Mas sua sucessora não deixou por menos. Dilma, que já havia sido vaiada na abertura da Copa das Confederações, no ano passado, adicionou um novo capítulo à história das vaias presidenciais, na abertura da Copa do Mundo – mesmo fugindo do discurso oficial, na primeira Copa em décadas não aberta oficialmente pelo chefe de estado do país sede. Foi o caos. Para Lula, as vaias foram “a maior vergonha que o país já viveu”. Para os críticos – que há alguns meses insistiam no caráter popular da Copa – tudo não passou dos delírios de uma elite raivosa paulistana. Gilberto Carvalho, Secretário-Geral da Presidência da República, fez a egípcia e disse que as vaias não foram diretamente para Dilma, mas para “qualquer autoridade”. Em ano de eleição todos foram culpados – incivis, golpistas, mal educados, reacionários. Menos Dilma. Juca Kfouri, homem branco da elite paulistana, culpou a elite branca paulistana. Os blogs progressistas condenaram a atenção que a mídia deu ao barulho ensurdecedor. Os carolas se indignaram com os palavrões sendo gritados em pleno estádio de futebol, vejam só. Logo, rolou um buchicho de que tudo partiu da área VIP do estádio. Como foram as 40 mil vozes VIPs e reacionárias no Festival João Rock, há pouco mais de duas semanas. Dilma era apenas uma pobre vítima disso tudo.

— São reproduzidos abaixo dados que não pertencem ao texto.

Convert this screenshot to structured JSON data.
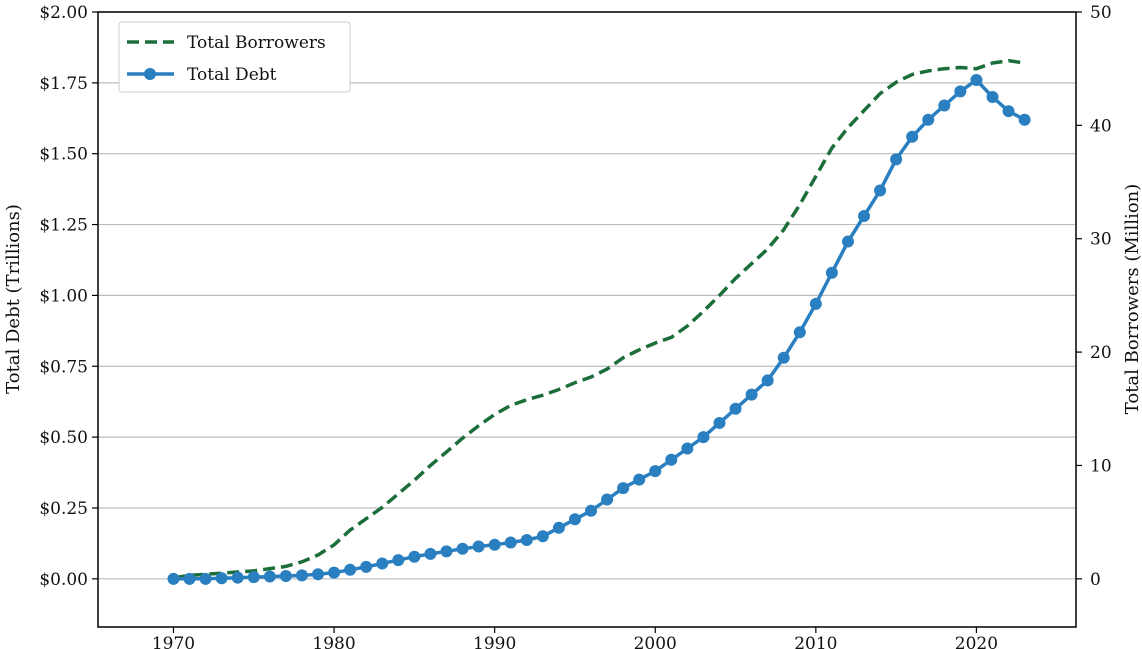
{
  "chart_data": {
    "type": "line",
    "title": "",
    "xlabel": "",
    "ylabel_left": "Total Debt (Trillions)",
    "ylabel_right": "Total Borrowers (Million)",
    "xlim": [
      1965.3,
      2026.2
    ],
    "ylim_left": [
      -0.17,
      2.0
    ],
    "ylim_right": [
      -4.25,
      50
    ],
    "x_ticks": [
      1970,
      1980,
      1990,
      2000,
      2010,
      2020
    ],
    "x_tick_labels": [
      "1970",
      "1980",
      "1990",
      "2000",
      "2010",
      "2020"
    ],
    "y_left_ticks": [
      0,
      0.25,
      0.5,
      0.75,
      1.0,
      1.25,
      1.5,
      1.75,
      2.0
    ],
    "y_left_tick_labels": [
      "$0.00",
      "$0.25",
      "$0.50",
      "$0.75",
      "$1.00",
      "$1.25",
      "$1.50",
      "$1.75",
      "$2.00"
    ],
    "y_right_ticks": [
      0,
      10,
      20,
      30,
      40,
      50
    ],
    "y_right_tick_labels": [
      "0",
      "10",
      "20",
      "30",
      "40",
      "50"
    ],
    "grid": "horizontal",
    "legend_position": "top-left",
    "series": [
      {
        "name": "Total Borrowers",
        "axis": "right",
        "style": "dashed",
        "color": "#1b6e3a",
        "x": [
          1970,
          1971,
          1972,
          1973,
          1974,
          1975,
          1976,
          1977,
          1978,
          1979,
          1980,
          1981,
          1982,
          1983,
          1984,
          1985,
          1986,
          1987,
          1988,
          1989,
          1990,
          1991,
          1992,
          1993,
          1994,
          1995,
          1996,
          1997,
          1998,
          1999,
          2000,
          2001,
          2002,
          2003,
          2004,
          2005,
          2006,
          2007,
          2008,
          2009,
          2010,
          2011,
          2012,
          2013,
          2014,
          2015,
          2016,
          2017,
          2018,
          2019,
          2020,
          2021,
          2022,
          2023
        ],
        "values": [
          0.1,
          0.3,
          0.4,
          0.5,
          0.6,
          0.7,
          0.9,
          1.1,
          1.5,
          2.1,
          3.0,
          4.3,
          5.3,
          6.3,
          7.5,
          8.7,
          10.0,
          11.2,
          12.4,
          13.5,
          14.5,
          15.3,
          15.8,
          16.2,
          16.7,
          17.3,
          17.8,
          18.5,
          19.5,
          20.2,
          20.8,
          21.3,
          22.3,
          23.6,
          25.0,
          26.5,
          27.8,
          29.1,
          30.8,
          33.0,
          35.5,
          38.0,
          39.8,
          41.3,
          42.8,
          43.8,
          44.5,
          44.8,
          45.0,
          45.1,
          45.0,
          45.5,
          45.7,
          45.5
        ]
      },
      {
        "name": "Total Debt",
        "axis": "left",
        "style": "solid-markers",
        "color": "#2a7fc1",
        "x": [
          1970,
          1971,
          1972,
          1973,
          1974,
          1975,
          1976,
          1977,
          1978,
          1979,
          1980,
          1981,
          1982,
          1983,
          1984,
          1985,
          1986,
          1987,
          1988,
          1989,
          1990,
          1991,
          1992,
          1993,
          1994,
          1995,
          1996,
          1997,
          1998,
          1999,
          2000,
          2001,
          2002,
          2003,
          2004,
          2005,
          2006,
          2007,
          2008,
          2009,
          2010,
          2011,
          2012,
          2013,
          2014,
          2015,
          2016,
          2017,
          2018,
          2019,
          2020,
          2021,
          2022,
          2023
        ],
        "values": [
          0.0,
          0.0,
          0.0,
          0.002,
          0.004,
          0.006,
          0.008,
          0.01,
          0.012,
          0.016,
          0.022,
          0.032,
          0.042,
          0.054,
          0.066,
          0.078,
          0.088,
          0.097,
          0.106,
          0.114,
          0.12,
          0.128,
          0.137,
          0.15,
          0.18,
          0.21,
          0.24,
          0.28,
          0.32,
          0.35,
          0.38,
          0.42,
          0.46,
          0.5,
          0.55,
          0.6,
          0.65,
          0.7,
          0.78,
          0.87,
          0.97,
          1.08,
          1.19,
          1.28,
          1.37,
          1.48,
          1.56,
          1.62,
          1.67,
          1.72,
          1.76,
          1.7,
          1.65,
          1.62
        ]
      }
    ]
  }
}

A vaia é uma ferramenta de indignação popular presente nos mais diversos momentos da nossa história republicana. Perseguiu as mais distintas lideranças, foi um dos raros instrumentos no combate aos governos mais repressivos. Na Copa do Mundo mais superfaturada da história do futebol mundial, não vaiar a autoridade presidencial que sequer teve coragem de prestar contas para o público presente, seria um ato incivil. Dilma fez por merecer. Vida longa à vaia.